Immune Boosting Chicken and Rice Soup

It’s raining and cool today so I decided to modify a recipe I found and get ready for fall with some healthy, delicious soup! I took advantage of our local farmer’s market and picked up a bunch of kale and a large leek. Most of the other items I had on hand so this was a fairly inexpensive soup and it made about 5 quarts!

2-3 tbsp olive oil
2 pounds chicken, deboned and skin removed, cut into small cubes
10 cups chicken broth
8 cups kale
3 large carrots, finely chopped or sliced
1 medium leek, white and light green parts thinly sliced
1 lemon thinly sliced or peel removed and cut into small cubes
1/3 cup lemon juice
1 tbsp lemon pepper seasoning
4 cups cooked rice

Coat chicken in olive oil and lemon pepper seasoning and cook in a large pan on stovetop over medium heat until cooked through.
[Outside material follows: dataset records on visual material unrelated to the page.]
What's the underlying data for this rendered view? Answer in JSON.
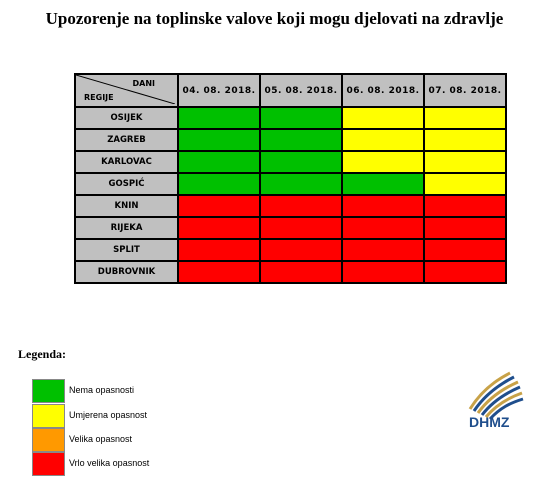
{
  "title": "Upozorenje na toplinske valove koji mogu djelovati na zdravlje",
  "table": {
    "corner_top": "DANI",
    "corner_bottom": "REGIJE",
    "dates": [
      "04. 08. 2018.",
      "05. 08. 2018.",
      "06. 08. 2018.",
      "07. 08. 2018."
    ],
    "rows": [
      {
        "region": "OSIJEK",
        "levels": [
          "green",
          "green",
          "yellow",
          "yellow"
        ]
      },
      {
        "region": "ZAGREB",
        "levels": [
          "green",
          "green",
          "yellow",
          "yellow"
        ]
      },
      {
        "region": "KARLOVAC",
        "levels": [
          "green",
          "green",
          "yellow",
          "yellow"
        ]
      },
      {
        "region": "GOSPIĆ",
        "levels": [
          "green",
          "green",
          "green",
          "yellow"
        ]
      },
      {
        "region": "KNIN",
        "levels": [
          "red",
          "red",
          "red",
          "red"
        ]
      },
      {
        "region": "RIJEKA",
        "levels": [
          "red",
          "red",
          "red",
          "red"
        ]
      },
      {
        "region": "SPLIT",
        "levels": [
          "red",
          "red",
          "red",
          "red"
        ]
      },
      {
        "region": "DUBROVNIK",
        "levels": [
          "red",
          "red",
          "red",
          "red"
        ]
      }
    ]
  },
  "colors": {
    "green": "#00c000",
    "yellow": "#ffff00",
    "orange": "#ff9900",
    "red": "#ff0000",
    "header_gray": "#c0c0c0"
  },
  "legend": {
    "title": "Legenda:",
    "items": [
      {
        "level": "green",
        "label": "Nema opasnosti"
      },
      {
        "level": "yellow",
        "label": "Umjerena opasnost"
      },
      {
        "level": "orange",
        "label": "Velika opasnost"
      },
      {
        "level": "red",
        "label": "Vrlo velika opasnost"
      }
    ]
  },
  "logo": {
    "text": "DHMZ",
    "icon": "dhmz-logo-icon"
  }
}
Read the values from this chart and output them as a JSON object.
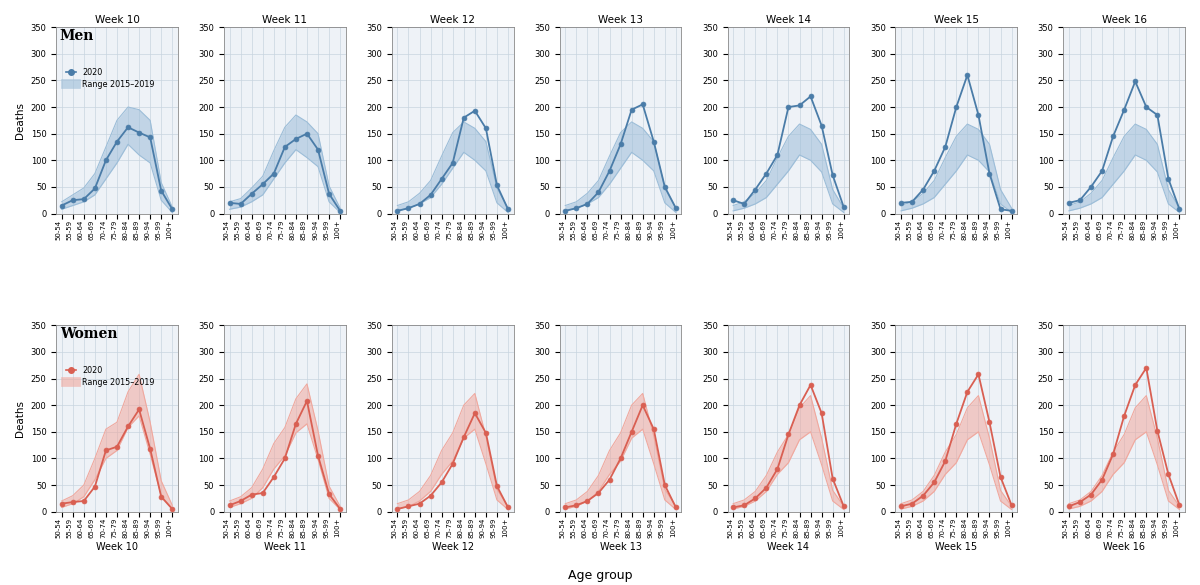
{
  "weeks": [
    "Week 10",
    "Week 11",
    "Week 12",
    "Week 13",
    "Week 14",
    "Week 15",
    "Week 16"
  ],
  "age_groups": [
    "50-54",
    "55-59",
    "60-64",
    "65-69",
    "70-74",
    "75-79",
    "80-84",
    "85-89",
    "90-94",
    "95-99",
    "100+"
  ],
  "men_2020": [
    [
      15,
      25,
      27,
      47,
      100,
      135,
      162,
      152,
      143,
      43,
      8
    ],
    [
      20,
      18,
      37,
      55,
      75,
      125,
      140,
      150,
      120,
      37,
      5
    ],
    [
      5,
      10,
      18,
      35,
      65,
      95,
      180,
      193,
      160,
      53,
      8
    ],
    [
      5,
      10,
      18,
      40,
      80,
      130,
      195,
      205,
      135,
      50,
      10
    ],
    [
      25,
      18,
      45,
      75,
      110,
      200,
      203,
      220,
      165,
      72,
      12
    ],
    [
      20,
      22,
      45,
      80,
      125,
      200,
      260,
      185,
      75,
      8,
      5
    ],
    [
      20,
      25,
      50,
      80,
      145,
      195,
      248,
      200,
      185,
      65,
      8
    ]
  ],
  "men_range_low": [
    [
      8,
      15,
      22,
      35,
      65,
      95,
      130,
      110,
      95,
      25,
      2
    ],
    [
      8,
      12,
      22,
      35,
      65,
      95,
      120,
      105,
      88,
      22,
      2
    ],
    [
      5,
      10,
      18,
      30,
      55,
      85,
      115,
      100,
      80,
      20,
      2
    ],
    [
      5,
      10,
      18,
      30,
      55,
      85,
      115,
      100,
      80,
      20,
      2
    ],
    [
      5,
      10,
      18,
      30,
      55,
      80,
      110,
      100,
      78,
      18,
      2
    ],
    [
      5,
      10,
      18,
      30,
      55,
      80,
      110,
      100,
      78,
      18,
      2
    ],
    [
      5,
      10,
      18,
      30,
      55,
      80,
      110,
      100,
      78,
      18,
      2
    ]
  ],
  "men_range_high": [
    [
      22,
      35,
      48,
      75,
      125,
      175,
      200,
      195,
      175,
      58,
      12
    ],
    [
      22,
      28,
      48,
      70,
      118,
      162,
      185,
      172,
      150,
      52,
      10
    ],
    [
      15,
      22,
      38,
      62,
      108,
      152,
      172,
      160,
      135,
      48,
      10
    ],
    [
      15,
      22,
      38,
      62,
      108,
      152,
      172,
      160,
      135,
      48,
      10
    ],
    [
      15,
      22,
      38,
      62,
      105,
      145,
      168,
      158,
      130,
      45,
      10
    ],
    [
      15,
      22,
      38,
      62,
      105,
      145,
      168,
      158,
      130,
      45,
      10
    ],
    [
      15,
      22,
      38,
      62,
      105,
      145,
      168,
      158,
      130,
      45,
      10
    ]
  ],
  "women_2020": [
    [
      15,
      18,
      20,
      47,
      115,
      122,
      160,
      192,
      118,
      28,
      5
    ],
    [
      12,
      20,
      32,
      35,
      65,
      100,
      165,
      208,
      105,
      33,
      5
    ],
    [
      5,
      10,
      15,
      30,
      55,
      90,
      140,
      185,
      148,
      48,
      8
    ],
    [
      8,
      12,
      20,
      35,
      60,
      100,
      150,
      200,
      155,
      50,
      8
    ],
    [
      8,
      12,
      25,
      45,
      80,
      145,
      200,
      238,
      185,
      62,
      10
    ],
    [
      10,
      15,
      30,
      55,
      95,
      165,
      225,
      258,
      168,
      65,
      12
    ],
    [
      10,
      18,
      32,
      60,
      108,
      180,
      238,
      270,
      152,
      70,
      12
    ]
  ],
  "women_range_low": [
    [
      8,
      15,
      28,
      60,
      100,
      115,
      158,
      180,
      108,
      30,
      5
    ],
    [
      8,
      15,
      25,
      45,
      80,
      105,
      148,
      165,
      98,
      25,
      4
    ],
    [
      5,
      10,
      20,
      38,
      70,
      95,
      138,
      155,
      90,
      22,
      4
    ],
    [
      5,
      10,
      20,
      38,
      70,
      95,
      138,
      155,
      90,
      22,
      4
    ],
    [
      5,
      10,
      20,
      38,
      70,
      92,
      135,
      150,
      88,
      20,
      4
    ],
    [
      5,
      10,
      20,
      38,
      70,
      92,
      135,
      150,
      88,
      20,
      4
    ],
    [
      5,
      10,
      20,
      38,
      70,
      92,
      135,
      150,
      88,
      20,
      4
    ]
  ],
  "women_range_high": [
    [
      20,
      30,
      50,
      100,
      155,
      168,
      225,
      258,
      168,
      58,
      12
    ],
    [
      20,
      28,
      45,
      80,
      128,
      158,
      212,
      240,
      152,
      48,
      10
    ],
    [
      15,
      22,
      38,
      68,
      115,
      148,
      200,
      222,
      142,
      42,
      10
    ],
    [
      15,
      22,
      38,
      68,
      115,
      148,
      200,
      222,
      142,
      42,
      10
    ],
    [
      15,
      22,
      38,
      68,
      112,
      145,
      195,
      218,
      138,
      40,
      10
    ],
    [
      15,
      22,
      38,
      68,
      112,
      145,
      195,
      218,
      138,
      40,
      10
    ],
    [
      15,
      22,
      38,
      68,
      112,
      145,
      195,
      218,
      138,
      40,
      10
    ]
  ],
  "blue_line": "#4a7ca8",
  "blue_fill": "#9cbdd8",
  "red_line": "#d95f52",
  "red_fill": "#f0a89e",
  "bg_color": "#eef2f7",
  "grid_color": "#c8d4e0",
  "ylim": [
    0,
    350
  ],
  "yticks": [
    0,
    50,
    100,
    150,
    200,
    250,
    300,
    350
  ],
  "xlabel": "Age group",
  "ylabel": "Deaths"
}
In a 6 qt pot combine a bit of olive oil, carrots, and leeks and cook over medium heat until carrots become slightly tender.

Add in chicken to the carrot mixture and stir well. Slowly add in chicken broth and lemon juice. Bring to a boil. Lower heat and add in lemon slices and kale. Simmer until veggies are tender, about 20 minutes. Add in rice and heat through.

For extra lemon flavor use and additional 1/2 cup of lemon juice when cooking the rice. For a bit of a kick add in more black pepper to taste.